- From: Paul Hoffman / IMC <phoffman@imc.org>
- Date: Tue, 8 Apr 2003 08:14:57 -0700
- To: public-iri@w3.org
[[ I sent this to Martin a few weeks ago, but we agreed that it was best to bring up on this new list. And, just to be clear, I don't think that IRIs should be debated to death, but the document needs to be clear. ]] I think the document is fairly good, although I'm not much of a URI person, so I could be way off. After studying it this morning, I see where I got confused. I also disagree with some technical choices you make later in the spec. Clarifications: Section 1.1 needs to be a bit longer, and possibly split into two parts. You need more emphasis here that you are describing something that will go into protocol elements. In addition, you need an explicit discussion here about the difference between characters and encoded characters. You have this in section 2, but it is so important to understanding the applicability, it needs to be in 1.1. Subsection (c) in 1.2 is a mess and is probably where I really lost it. The first sentence has too many subordinate clauses in it. But worse, you introduce UTF-8. That's where I got confused about characters vs. encoding. I still don't know why UTF-8 is brought up here.
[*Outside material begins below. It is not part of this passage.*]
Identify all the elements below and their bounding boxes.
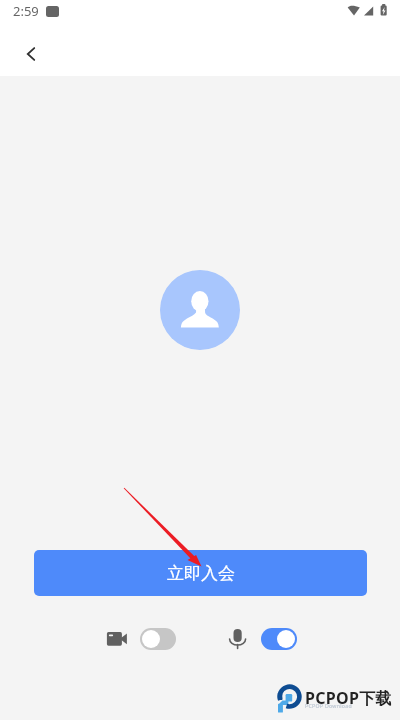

I propose that you start over on this subsection. The last paragraph of 1.2 is confusing in the middle where you talk about UTF-8. 0xE9 is not the representation of a UTF-8 character. Even though the example is wrong, it got me stuck in UTF-8 mode, which helped get me stuck in thinking that you were talking sometimes about the encoding. Technical issues: You use NFC in Section 3.1. This goes against the theme of the guidelines in section 6. NFKC will cause less surprise if an IRI contains compatibility characters, so you should use NFKC instead, regardless of the history of NFC in the W3C. I do not understand the logic of having Variants (B) and (C) in step 1 in section 3.1. One is normalized, the other one isn't. Doesn't this sound like a recipe for disaster? Why did you differentiate between these two cases? Does the bidi processing in section 4 match what is specified in Nameprep? If not, are there cases where a stand-alone IDN name will be displayed differently than the same name in an IRI? That would be a complete show-stopper, if true. I think that section 5.1 (b) is a bad mistake. The four reasons you give are not strong enough for what seems like something that can cause huge conversion problems. I can also see this causing security problems. --Paul Hoffman, Director --Internet Mail Consortium
Received on Tuesday, 8 April 2003 12:06:08 UTC